[torqueusers] Wrong resources_used.cput report
Mathieu OUDART
Mathieu.Oudart at cnes.fr
Thu Sep 1 05:55:44 MDT 2005
Hi,
here are some additionnal information about this problem :
$ cat test.pbs
#!/bin/bash
cd $HOME
# 1800 seconds of CPU Load and 800MB of memory allocated
./okuseq -t 1800 -m 800
exit 0
$ qsub test.pbs
113.linux-ci
$ qstat -n
linux-ci:
Req'd Req'd Elap
Job ID Username Queue Jobname SessID NDS TSK Memory Time S Time
--------------- -------- -------- ---------- ------ --- --- ------ ----- - -----
113.linux-ci gen_user q_gen_4h test.pbs 28759 1 -- 1gb 01:00 R --
l14-ci/0
$ pbsnodes -a l14-ci
l14-ci
state = free
np = 2
ntype = cluster
jobs = 0/113.linux-ci
status = arch=linux,uname=Linux l14-ci 2.6.11-6mdksmp #1 SMP Tue Mar 22 10:13:47 EST 2005 x86_64,sessions=28759,nsessions=1,nusers=1,idletime=12698,totmem=6148844kb,availmem=5088968kb,physmem=4060436kb,ncpus=2,loadave=0.96,netload=206810862,size=40210896kb:40243728kb,state=free,rectime=1125573966
$ checkjob -v 113
checking job 113 (RM job '113.linux-ci')
State: Running
Creds: user:gen_user2 group:nobody class:q_gen_4h qos:DEFAULT
WallTime: 00:03:57 of 8:00:00
SubmitTime: Thu Sep 1 13:22:38
(Time Queued Total: 00:00:02 Eligible: 00:00:02)
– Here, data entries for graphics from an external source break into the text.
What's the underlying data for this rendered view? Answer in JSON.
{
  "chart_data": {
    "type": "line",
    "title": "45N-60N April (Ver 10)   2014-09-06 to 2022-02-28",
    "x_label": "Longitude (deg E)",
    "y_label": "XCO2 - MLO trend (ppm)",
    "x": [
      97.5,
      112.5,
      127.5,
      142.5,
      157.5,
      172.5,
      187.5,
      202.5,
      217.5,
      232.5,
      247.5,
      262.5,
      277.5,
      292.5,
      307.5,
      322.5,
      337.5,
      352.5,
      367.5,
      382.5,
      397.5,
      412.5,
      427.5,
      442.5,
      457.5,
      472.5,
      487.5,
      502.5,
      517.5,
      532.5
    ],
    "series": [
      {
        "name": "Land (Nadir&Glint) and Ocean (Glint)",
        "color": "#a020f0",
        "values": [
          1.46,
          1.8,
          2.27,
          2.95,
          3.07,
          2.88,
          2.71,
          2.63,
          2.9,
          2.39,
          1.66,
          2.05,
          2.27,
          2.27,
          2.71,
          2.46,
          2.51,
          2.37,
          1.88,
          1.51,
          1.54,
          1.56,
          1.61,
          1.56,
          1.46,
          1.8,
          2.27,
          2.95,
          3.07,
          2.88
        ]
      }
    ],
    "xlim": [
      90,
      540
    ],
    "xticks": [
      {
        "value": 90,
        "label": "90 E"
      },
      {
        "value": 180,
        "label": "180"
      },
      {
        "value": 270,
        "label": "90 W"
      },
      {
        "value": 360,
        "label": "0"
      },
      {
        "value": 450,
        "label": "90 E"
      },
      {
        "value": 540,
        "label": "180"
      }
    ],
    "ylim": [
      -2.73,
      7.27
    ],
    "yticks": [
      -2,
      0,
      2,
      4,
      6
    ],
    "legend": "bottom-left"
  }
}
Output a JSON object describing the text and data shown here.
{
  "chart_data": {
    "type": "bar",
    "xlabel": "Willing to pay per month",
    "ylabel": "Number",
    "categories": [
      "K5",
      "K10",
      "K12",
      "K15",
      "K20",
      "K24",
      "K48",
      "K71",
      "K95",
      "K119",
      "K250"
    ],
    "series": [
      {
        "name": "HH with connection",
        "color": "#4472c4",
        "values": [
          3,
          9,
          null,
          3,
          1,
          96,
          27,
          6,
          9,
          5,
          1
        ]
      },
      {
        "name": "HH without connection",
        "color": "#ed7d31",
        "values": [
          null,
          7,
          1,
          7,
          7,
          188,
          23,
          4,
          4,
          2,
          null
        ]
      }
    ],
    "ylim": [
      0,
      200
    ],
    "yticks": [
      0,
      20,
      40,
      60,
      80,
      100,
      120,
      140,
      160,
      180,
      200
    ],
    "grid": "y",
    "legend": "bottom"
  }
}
StartTime: Thu Sep 1 13:22:40
Total Tasks: 1
Req[0] TaskCount: 1 Partition: DEFAULT
Network: [NONE] Memory >= 0 Disk >= 5120M Swap >= 0
Opsys: [NONE] Arch: [NONE] Features: [NONE]
Exec: '' ExecSize: 0 ImageSize: 0
Dedicated Resources Per Task: PROCS: 1 MEM: 1024M DISK: 5120M
Utilized Resources Per Task: MEM: 8.03 SWAP: 8.19
Avg Util Resources Per Task: PROCS: 0.00
Max Util Resources Per Task: MEM: 8.03 SWAP: 8.19
Average Utilized Memory: 735.30 MB
Average Utilized Procs: 0.92
NodeAccess: SHARED
NodeCount: 1
Allocated Nodes:
[l14-ci:1]
Task Distribution: l14-ci
IWD: [NONE] Executable: [NONE]
Bypass: 0 StartCount: 1
PartitionMask: [ALL]
Flags: RESTARTABLE
Reservation '113' (-00:03:37 -> 7:56:23 Duration: 8:00:00)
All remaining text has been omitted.